Using PYTRAJ in Jupyter Notebook

Overview

Teaching: 25 min
Exercises: 0 min
Questions
  • What tools are available to analyze my MD-data?

  • How to setup Jupyter for simulation analysis?

Objectives
  • Learn how to set up and use Jupyter notebook on Alliance clusters.

What is PYTRAJ?

PYTRAJ is a Python front end to AMBER’s CPPTRAJ package. The CPPTRAJ software provides an array of high-level analysis commands, as well as batch processing capabilities. You can perform many operations on raw MD trajectories with PYTRAJ/CPPTRAJ. For example, convert between trajectory formats, process groups of trajectories generated with ensemble methods, create average structures, create subsets of the system, etc. A large number of files can be handled by PYTRAJ in parallel, and it can handle very large trajectory sizes.
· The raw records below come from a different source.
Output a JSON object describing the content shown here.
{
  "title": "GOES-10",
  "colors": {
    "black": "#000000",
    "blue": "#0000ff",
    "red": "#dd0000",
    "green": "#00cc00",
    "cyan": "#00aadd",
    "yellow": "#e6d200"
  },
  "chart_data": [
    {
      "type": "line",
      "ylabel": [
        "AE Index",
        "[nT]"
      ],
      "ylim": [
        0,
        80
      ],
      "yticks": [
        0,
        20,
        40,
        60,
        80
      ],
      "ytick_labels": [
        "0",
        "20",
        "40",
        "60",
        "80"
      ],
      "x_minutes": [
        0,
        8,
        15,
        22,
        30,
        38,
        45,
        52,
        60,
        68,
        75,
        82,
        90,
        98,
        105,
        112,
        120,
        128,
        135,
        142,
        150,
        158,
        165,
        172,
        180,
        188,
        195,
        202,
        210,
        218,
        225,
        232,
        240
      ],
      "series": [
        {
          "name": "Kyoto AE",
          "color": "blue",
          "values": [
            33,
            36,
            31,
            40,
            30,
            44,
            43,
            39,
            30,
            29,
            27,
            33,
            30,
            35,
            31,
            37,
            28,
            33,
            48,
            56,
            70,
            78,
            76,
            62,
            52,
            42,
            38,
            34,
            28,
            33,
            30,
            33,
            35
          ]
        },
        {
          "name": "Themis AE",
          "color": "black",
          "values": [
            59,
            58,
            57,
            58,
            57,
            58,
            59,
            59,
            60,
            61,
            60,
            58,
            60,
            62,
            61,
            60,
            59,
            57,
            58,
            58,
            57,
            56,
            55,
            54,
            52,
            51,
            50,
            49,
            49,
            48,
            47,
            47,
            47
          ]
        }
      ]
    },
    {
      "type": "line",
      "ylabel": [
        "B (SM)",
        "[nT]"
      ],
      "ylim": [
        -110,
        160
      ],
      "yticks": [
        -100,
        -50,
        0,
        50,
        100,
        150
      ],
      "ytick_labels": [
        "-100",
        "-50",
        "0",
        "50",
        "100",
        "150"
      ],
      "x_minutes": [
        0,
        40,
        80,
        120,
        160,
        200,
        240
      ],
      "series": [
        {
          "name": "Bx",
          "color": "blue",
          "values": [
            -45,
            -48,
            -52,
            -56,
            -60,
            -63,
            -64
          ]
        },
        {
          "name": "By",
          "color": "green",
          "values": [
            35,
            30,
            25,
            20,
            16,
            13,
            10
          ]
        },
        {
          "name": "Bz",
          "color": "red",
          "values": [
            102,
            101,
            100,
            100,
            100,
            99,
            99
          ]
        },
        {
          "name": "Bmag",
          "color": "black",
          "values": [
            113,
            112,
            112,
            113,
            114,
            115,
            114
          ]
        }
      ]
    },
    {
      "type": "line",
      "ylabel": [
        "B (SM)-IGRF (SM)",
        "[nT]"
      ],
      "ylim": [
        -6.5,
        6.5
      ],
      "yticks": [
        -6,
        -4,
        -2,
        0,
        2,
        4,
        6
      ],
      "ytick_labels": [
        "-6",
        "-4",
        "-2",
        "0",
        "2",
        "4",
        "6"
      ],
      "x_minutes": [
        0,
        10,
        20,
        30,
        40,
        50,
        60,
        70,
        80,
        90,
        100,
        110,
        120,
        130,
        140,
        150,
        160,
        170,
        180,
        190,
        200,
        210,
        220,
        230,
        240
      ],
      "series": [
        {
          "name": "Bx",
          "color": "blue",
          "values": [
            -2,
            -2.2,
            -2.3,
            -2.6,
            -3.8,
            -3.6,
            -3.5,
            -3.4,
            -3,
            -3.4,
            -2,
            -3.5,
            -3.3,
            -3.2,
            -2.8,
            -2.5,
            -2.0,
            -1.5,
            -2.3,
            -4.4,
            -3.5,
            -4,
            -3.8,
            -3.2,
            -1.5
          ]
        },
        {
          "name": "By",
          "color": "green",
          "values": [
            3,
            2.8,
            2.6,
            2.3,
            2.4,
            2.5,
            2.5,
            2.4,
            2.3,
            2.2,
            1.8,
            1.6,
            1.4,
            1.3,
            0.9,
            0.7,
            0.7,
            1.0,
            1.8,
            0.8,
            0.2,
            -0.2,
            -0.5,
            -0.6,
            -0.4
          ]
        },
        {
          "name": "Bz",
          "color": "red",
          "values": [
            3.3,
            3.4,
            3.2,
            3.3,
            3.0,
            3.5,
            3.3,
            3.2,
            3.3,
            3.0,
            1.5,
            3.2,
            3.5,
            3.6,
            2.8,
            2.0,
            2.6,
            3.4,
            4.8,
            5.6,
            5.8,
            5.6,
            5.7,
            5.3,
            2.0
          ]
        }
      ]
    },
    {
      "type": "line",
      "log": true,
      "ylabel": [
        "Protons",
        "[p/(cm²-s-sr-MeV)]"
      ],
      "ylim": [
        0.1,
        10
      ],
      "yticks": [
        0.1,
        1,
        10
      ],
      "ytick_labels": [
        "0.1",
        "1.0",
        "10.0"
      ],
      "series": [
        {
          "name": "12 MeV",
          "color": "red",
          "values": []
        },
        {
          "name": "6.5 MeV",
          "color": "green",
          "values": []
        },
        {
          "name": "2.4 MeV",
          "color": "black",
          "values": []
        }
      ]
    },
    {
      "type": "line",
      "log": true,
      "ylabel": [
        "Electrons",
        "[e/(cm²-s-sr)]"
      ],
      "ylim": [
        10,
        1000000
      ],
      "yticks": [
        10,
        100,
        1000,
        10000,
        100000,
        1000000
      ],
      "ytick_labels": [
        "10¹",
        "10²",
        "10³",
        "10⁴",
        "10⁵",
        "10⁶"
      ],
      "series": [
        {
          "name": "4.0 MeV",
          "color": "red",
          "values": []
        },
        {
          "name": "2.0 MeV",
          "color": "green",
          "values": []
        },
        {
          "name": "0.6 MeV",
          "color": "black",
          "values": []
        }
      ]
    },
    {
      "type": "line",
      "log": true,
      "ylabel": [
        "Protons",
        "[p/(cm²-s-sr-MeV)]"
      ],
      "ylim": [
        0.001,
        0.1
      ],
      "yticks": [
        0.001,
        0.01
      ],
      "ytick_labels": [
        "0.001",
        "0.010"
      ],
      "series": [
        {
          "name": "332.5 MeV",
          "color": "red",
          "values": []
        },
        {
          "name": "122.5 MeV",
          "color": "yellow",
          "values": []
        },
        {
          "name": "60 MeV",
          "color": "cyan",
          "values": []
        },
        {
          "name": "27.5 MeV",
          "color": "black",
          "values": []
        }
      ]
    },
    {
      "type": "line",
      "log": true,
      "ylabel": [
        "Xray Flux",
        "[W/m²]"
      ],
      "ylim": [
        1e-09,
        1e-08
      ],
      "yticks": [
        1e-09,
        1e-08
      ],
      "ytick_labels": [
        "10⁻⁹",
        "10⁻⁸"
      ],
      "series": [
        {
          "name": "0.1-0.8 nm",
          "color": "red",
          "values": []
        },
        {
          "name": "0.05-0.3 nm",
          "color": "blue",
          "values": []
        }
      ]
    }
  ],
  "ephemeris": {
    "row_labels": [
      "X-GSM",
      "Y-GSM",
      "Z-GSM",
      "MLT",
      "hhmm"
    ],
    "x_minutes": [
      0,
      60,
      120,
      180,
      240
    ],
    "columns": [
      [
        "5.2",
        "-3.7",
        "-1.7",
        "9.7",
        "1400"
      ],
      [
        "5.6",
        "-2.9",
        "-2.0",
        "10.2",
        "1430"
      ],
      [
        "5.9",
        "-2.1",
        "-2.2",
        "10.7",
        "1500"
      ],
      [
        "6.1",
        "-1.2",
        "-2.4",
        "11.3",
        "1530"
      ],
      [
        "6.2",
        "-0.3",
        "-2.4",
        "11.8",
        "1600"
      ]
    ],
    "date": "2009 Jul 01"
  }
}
There are more than 50 types of analysis in PyTRAJ, including RMS fitting, measuring distances, B-factors, radii of gyration, radial distribution functions, and time correlations. In PyTRAJ, parallelization is implemented by MPI, and its use is relatively straightforward. You won’t have to write complicated code or know much about MPI to use it.

MDAnalysis, MDTraj, Pteros, LOOS/PyLOOS are other useful MD analysis packages. These packages provide libraries that can be used to compose analysis programs. Even though this approach offers great flexibility, it will take you longer to master it because it has a steep learning curve.

References:

  1. PTRAJ and CPPTRAJ: Software for Processing and Analysis of Molecular Dynamics Trajectory Data

Installing modules for working with JupyterHub.

Python interacts with Jupyter Notebook servers through IPython kernels. When we loaded the Amber/22 module the appropriate Python and IPython modules were loaded as well. The new IPython kernel has to be added to Jupyter before it can can be accessed from the notebook. The kernel can be named whatever you want, for instance, “env-pytraj”.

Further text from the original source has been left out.